I am trying to run Whisper in a Docker container on my M1 MacBook Air. When I run it, it gives a segfault. Any ideas how to debug?
The Dockerfile is pretty simple. Relevant excerpt:
FROM ubuntu:22.04
# Update base image
RUN apt-get update && \
apt-get upgrade -y && \
apt-get autoremove -y
# Set up Python and Whisper
RUN apt-get install -y \
jq \
git \
curl \
gnupg \
ffmpeg \
findutils \
python3 \
python3-pip
RUN pip3 install git+https://github.com/openai/whisper.git
Whisper is installed as recommended in the repo readme:
pip install git+https://github.com/openai/whisper.git
I have a WAV file that says "Hello world" that I am testing the transcription with in each environment.
- When I run Whisper on my Mac directly, outside of Docker, it runs fine:
>> time whisper --task transcribe --output_format json --model tiny hello_world.wav
/opt/homebrew/Cellar/openai-whisper/20231106/libexec/lib/python3.11/site-packages/whisper/transcribe.py:115: UserWarning: FP16 is not supported on CPU; using FP32 instead
warnings.warn("FP16 is not supported on CPU; using FP32 instead")
Detecting language using up to the first 30 seconds. Use `--language` to specify the language
Detected language: English
[00:00.000 --> 00:00.840] Hello world.
whisper --task transcribe --output_format json --model tiny hello_world.wav 7.49s user 0.80s system 297% cpu 2.780 total
- When I run in the Docker file, it segfaults:
# time whisper --task transcribe --output_format json --model tiny hello_world.wav
/usr/local/lib/python3.10/dist-packages/whisper/transcribe.py:115: UserWarning: FP16 is not supported on CPU; using FP32 instead
warnings.warn("FP16 is not supported on CPU; using FP32 instead")
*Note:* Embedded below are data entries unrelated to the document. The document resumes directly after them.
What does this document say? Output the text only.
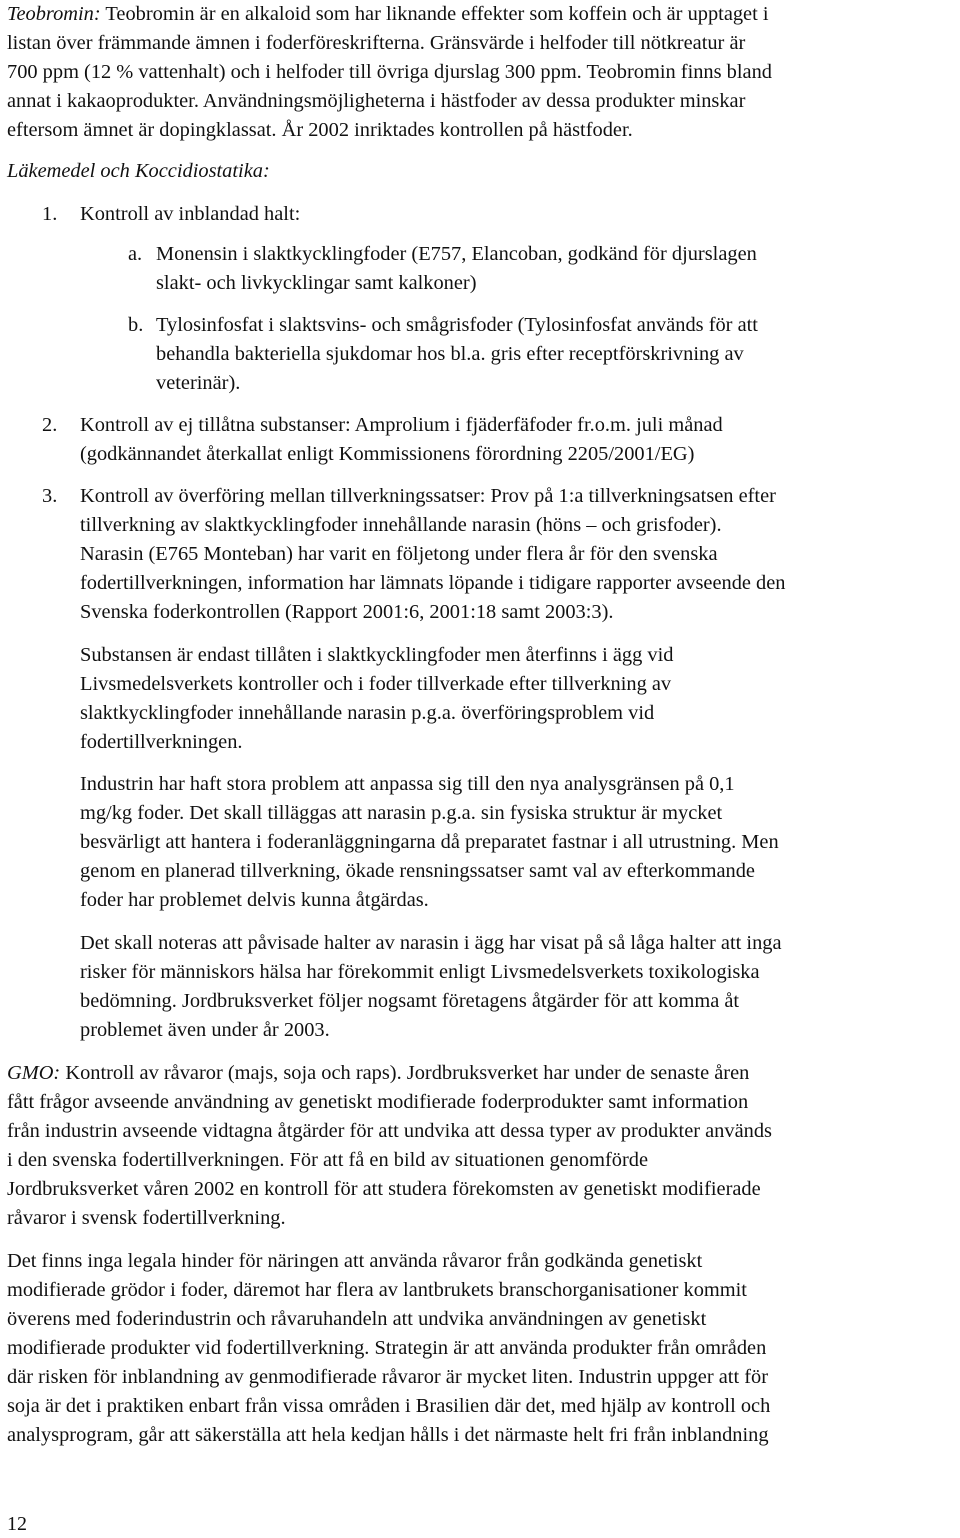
Teobromin: Teobromin är en alkaloid som har liknande effekter som koffein och är upptaget i

listan över främmande ämnen i foderföreskrifterna. Gränsvärde i helfoder till nötkreatur är

700 ppm (12 % vattenhalt) och i helfoder till övriga djurslag 300 ppm. Teobromin finns bland

annat i kakaoprodukter. Användningsmöjligheterna i hästfoder av dessa produkter minskar

eftersom ämnet är dopingklassat. År 2002 inriktades kontrollen på hästfoder.

Läkemedel och Koccidiostatika:

1. Kontroll av inblandad halt:

a. Monensin i slaktkycklingfoder (E757, Elancoban, godkänd för djurslagen

slakt- och livkycklingar samt kalkoner)

b. Tylosinfosfat i slaktsvins- och smågrisfoder (Tylosinfosfat används för att

behandla bakteriella sjukdomar hos bl.a. gris efter receptförskrivning av

veterinär).

2. Kontroll av ej tillåtna substanser: Amprolium i fjäderfäfoder fr.o.m. juli månad

(godkännandet återkallat enligt Kommissionens förordning 2205/2001/EG)

3. Kontroll av överföring mellan tillverkningssatser: Prov på 1:a tillverkningsatsen efter

tillverkning av slaktkycklingfoder innehållande narasin (höns – och grisfoder).

Narasin (E765 Monteban) har varit en följetong under flera år för den svenska

fodertillverkningen, information har lämnats löpande i tidigare rapporter avseende den

Svenska foderkontrollen (Rapport 2001:6, 2001:18 samt 2003:3).

Substansen är endast tillåten i slaktkycklingfoder men återfinns i ägg vid

Livsmedelsverkets kontroller och i foder tillverkade efter tillverkning av

slaktkycklingfoder innehållande narasin p.g.a. överföringsproblem vid

fodertillverkningen.

Industrin har haft stora problem att anpassa sig till den nya analysgränsen på 0,1

mg/kg foder. Det skall tilläggas att narasin p.g.a. sin fysiska struktur är mycket

besvärligt att hantera i foderanläggningarna då preparatet fastnar i all utrustning. Men

genom en planerad tillverkning, ökade rensningssatser samt val av efterkommande

foder har problemet delvis kunna åtgärdas.

Det skall noteras att påvisade halter av narasin i ägg har visat på så låga halter att inga

risker för människors hälsa har förekommit enligt Livsmedelsverkets toxikologiska

bedömning. Jordbruksverket följer nogsamt företagens åtgärder för att komma åt

problemet även under år 2003.

GMO: Kontroll av råvaror (majs, soja och raps). Jordbruksverket har under de senaste åren

fått frågor avseende användning av genetiskt modifierade foderprodukter samt information

från industrin avseende vidtagna åtgärder för att undvika att dessa typer av produkter används

i den svenska fodertillverkningen. För att få en bild av situationen genomförde

Jordbruksverket våren 2002 en kontroll för att studera förekomsten av genetiskt modifierade

råvaror i svensk fodertillverkning.

Det finns inga legala hinder för näringen att använda råvaror från godkända genetiskt

modifierade grödor i foder, däremot har flera av lantbrukets branschorganisationer kommit

överens med foderindustrin och råvaruhandeln att undvika användningen av genetiskt

modifierade produkter vid fodertillverkning. Strategin är att använda produkter från områden

där risken för inblandning av genmodifierade råvaror är mycket liten. Industrin uppger att för

soja är det i praktiken enbart från vissa områden i Brasilien där det, med hjälp av kontroll och

analysprogram, går att säkerställa att hela kedjan hålls i det närmaste helt fri från inblandning

12
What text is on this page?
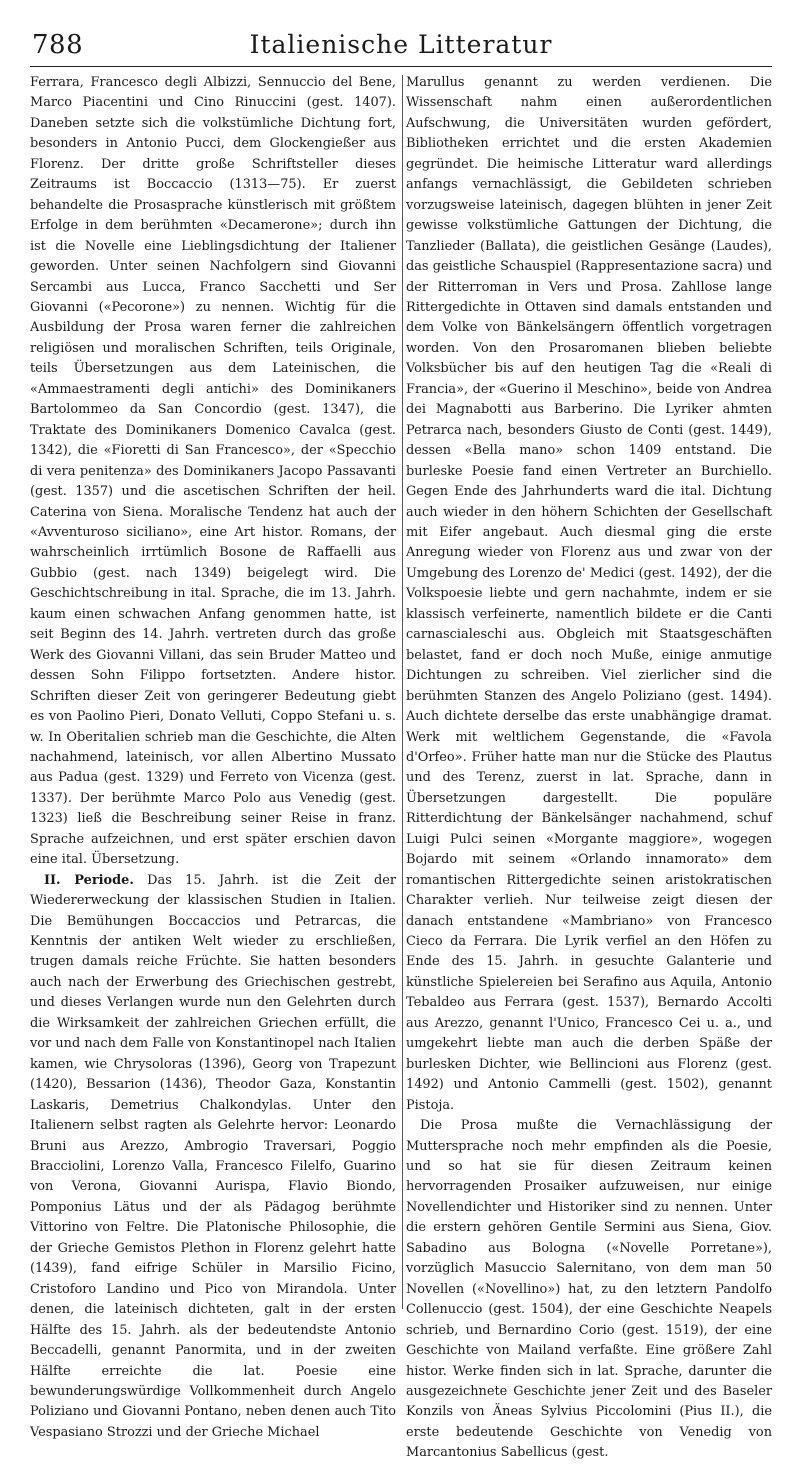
788	Italienische Litteratur

Ferrara, Francesco degli Albizzi, Sennuccio del Bene, Marco Piacentini und Cino Rinuccini (gest. 1407). Daneben setzte sich die volkstümliche Dichtung fort, besonders in Antonio Pucci, dem Glockengießer aus Florenz. Der dritte große Schriftsteller dieses Zeitraums ist Boccaccio (1313—75). Er zuerst behandelte die Prosasprache künstlerisch mit größtem Erfolge in dem berühmten «Decamerone»; durch ihn ist die Novelle eine Lieblingsdichtung der Italiener geworden. Unter seinen Nachfolgern sind Giovanni Sercambi aus Lucca, Franco Sacchetti und Ser Giovanni («Pecorone») zu nennen. Wichtig für die Ausbildung der Prosa waren ferner die zahlreichen religiösen und moralischen Schriften, teils Originale, teils Übersetzungen aus dem Lateinischen, die «Ammaestramenti degli antichi» des Dominikaners Bartolommeo da San Concordio (gest. 1347), die Traktate des Dominikaners Domenico Cavalca (gest. 1342), die «Fioretti di San Francesco», der «Specchio di vera penitenza» des Dominikaners Jacopo Passavanti (gest. 1357) und die ascetischen Schriften der heil. Caterina von Siena. Moralische Tendenz hat auch der «Avventuroso siciliano», eine Art histor. Romans, der wahrscheinlich irrtümlich Bosone de Raffaelli aus Gubbio (gest. nach 1349) beigelegt wird. Die Geschichtschreibung in ital. Sprache, die im 13. Jahrh. kaum einen schwachen Anfang genommen hatte, ist seit Beginn des 14. Jahrh. vertreten durch das große Werk des Giovanni Villani, das sein Bruder Matteo und dessen Sohn Filippo fortsetzten. Andere histor. Schriften dieser Zeit von geringerer Bedeutung giebt es von Paolino Pieri, Donato Velluti, Coppo Stefani u. s. w. In Oberitalien schrieb man die Geschichte, die Alten nachahmend, lateinisch, vor allen Albertino Mussato aus Padua (gest. 1329) und Ferreto von Vicenza (gest. 1337). Der berühmte Marco Polo aus Venedig (gest. 1323) ließ die Beschreibung seiner Reise in franz. Sprache aufzeichnen, und erst später erschien davon eine ital. Übersetzung.

II. Periode. Das 15. Jahrh. ist die Zeit der Wiedererweckung der klassischen Studien in Italien. Die Bemühungen Boccaccios und Petrarcas, die Kenntnis der antiken Welt wieder zu erschließen, trugen damals reiche Früchte. Sie hatten besonders auch nach der Erwerbung des Griechischen gestrebt, und dieses Verlangen wurde nun den Gelehrten durch die Wirksamkeit der zahlreichen Griechen erfüllt, die vor und nach dem Falle von Konstantinopel nach Italien kamen, wie Chrysoloras (1396), Georg von Trapezunt (1420), Bessarion (1436), Theodor Gaza, Konstantin Laskaris, Demetrius Chalkondylas. Unter den Italienern selbst ragten als Gelehrte hervor: Leonardo Bruni aus Arezzo, Ambrogio Traversari, Poggio Bracciolini, Lorenzo Valla, Francesco Filelfo, Guarino von Verona, Giovanni Aurispa, Flavio Biondo, Pomponius Lätus und der als Pädagog berühmte Vittorino von Feltre. Die Platonische Philosophie, die der Grieche Gemistos Plethon in Florenz gelehrt hatte (1439), fand eifrige Schüler in Marsilio Ficino, Cristoforo Landino und Pico von Mirandola. Unter denen, die lateinisch dichteten, galt in der ersten Hälfte des 15. Jahrh. als der bedeutendste Antonio Beccadelli, genannt Panormita, und in der zweiten Hälfte erreichte die lat. Poesie eine bewunderungswürdige Vollkommenheit durch Angelo Poliziano und Giovanni Pontano, neben denen auch Tito Vespasiano Strozzi und der Grieche Michael

Marullus genannt zu werden verdienen. Die Wissenschaft nahm einen außerordentlichen Aufschwung, die Universitäten wurden gefördert, Bibliotheken errichtet und die ersten Akademien gegründet. Die heimische Litteratur ward allerdings anfangs vernachlässigt, die Gebildeten schrieben vorzugsweise lateinisch, dagegen blühten in jener Zeit gewisse volkstümliche Gattungen der Dichtung, die Tanzlieder (Ballata), die geistlichen Gesänge (Laudes), das geistliche Schauspiel (Rappresentazione sacra) und der Ritterroman in Vers und Prosa. Zahllose lange Rittergedichte in Ottaven sind damals entstanden und dem Volke von Bänkelsängern öffentlich vorgetragen worden. Von den Prosaromanen blieben beliebte Volksbücher bis auf den heutigen Tag die «Reali di Francia», der «Guerino il Meschino», beide von Andrea dei Magnabotti aus Barberino. Die Lyriker ahmten Petrarca nach, besonders Giusto de Conti (gest. 1449), dessen «Bella mano» schon 1409 entstand. Die burleske Poesie fand einen Vertreter an Burchiello. Gegen Ende des Jahrhunderts ward die ital. Dichtung auch wieder in den höhern Schichten der Gesellschaft mit Eifer angebaut. Auch diesmal ging die erste Anregung wieder von Florenz aus und zwar von der Umgebung des Lorenzo de' Medici (gest. 1492), der die Volkspoesie liebte und gern nachahmte, indem er sie klassisch verfeinerte, namentlich bildete er die Canti carnascialeschi aus. Obgleich mit Staatsgeschäften belastet, fand er doch noch Muße, einige anmutige Dichtungen zu schreiben. Viel zierlicher sind die berühmten Stanzen des Angelo Poliziano (gest. 1494). Auch dichtete derselbe das erste unabhängige dramat. Werk mit weltlichem Gegenstande, die «Favola d'Orfeo». Früher hatte man nur die Stücke des Plautus und des Terenz, zuerst in lat. Sprache, dann in Übersetzungen dargestellt. Die populäre Ritterdichtung der Bänkelsänger nachahmend, schuf Luigi Pulci seinen «Morgante maggiore», wogegen Bojardo mit seinem «Orlando innamorato» dem romantischen Rittergedichte seinen aristokratischen Charakter verlieh. Nur teilweise zeigt diesen der danach entstandene «Mambriano» von Francesco Cieco da Ferrara. Die Lyrik verfiel an den Höfen zu Ende des 15. Jahrh. in gesuchte Galanterie und künstliche Spielereien bei Serafino aus Aquila, Antonio Tebaldeo aus Ferrara (gest. 1537), Bernardo Accolti aus Arezzo, genannt l'Unico, Francesco Cei u. a., und umgekehrt liebte man auch die derben Späße der burlesken Dichter, wie Bellincioni aus Florenz (gest. 1492) und Antonio Cammelli (gest. 1502), genannt Pistoja.

Die Prosa mußte die Vernachlässigung der Muttersprache noch mehr empfinden als die Poesie, und so hat sie für diesen Zeitraum keinen hervorragenden Prosaiker aufzuweisen, nur einige Novellendichter und Historiker sind zu nennen. Unter die erstern gehören Gentile Sermini aus Siena, Giov. Sabadino aus Bologna («Novelle Porretane»), vorzüglich Masuccio Salernitano, von dem man 50 Novellen («Novellino») hat, zu den letztern Pandolfo Collenuccio (gest. 1504), der eine Geschichte Neapels schrieb, und Bernardino Corio (gest. 1519), der eine Geschichte von Mailand verfaßte. Eine größere Zahl histor. Werke finden sich in lat. Sprache, darunter die ausgezeichnete Geschichte jener Zeit und des Baseler Konzils von Äneas Sylvius Piccolomini (Pius II.), die erste bedeutende Geschichte von Venedig von Marcantonius Sabellicus (gest.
Detecting language using up to the first 30 seconds. Use `--language` to specify the language
Segmentation fault
real 0m2.233s
user 0m2.507s
sys 0m0.746s
- If I cross-build the Docker image for linux/amd64 arch and run with Rosetta, it works but runs ridiculously slowly (7.5s up to 5m 41s):
Build command:
docker buildx build \
--platform=linux/amd64 \
-t whisper \
-f ./Dockerfile .
# time whisper --task transcribe --output_format json --model tiny hello_world.wav
/usr/local/lib/python3.10/dist-packages/whisper/transcribe.py:115: UserWarning: FP16 is not supported on CPU; using FP32 instead
warnings.warn("FP16 is not supported on CPU; using FP32 instead")
Detecting language using up to the first 30 seconds. Use `--language` to specify the language
Detected language: English
[00:00.000 --> 00:00.840] Hello world.
real 5m40.946s
user 5m40.920s
sys 0m1.897s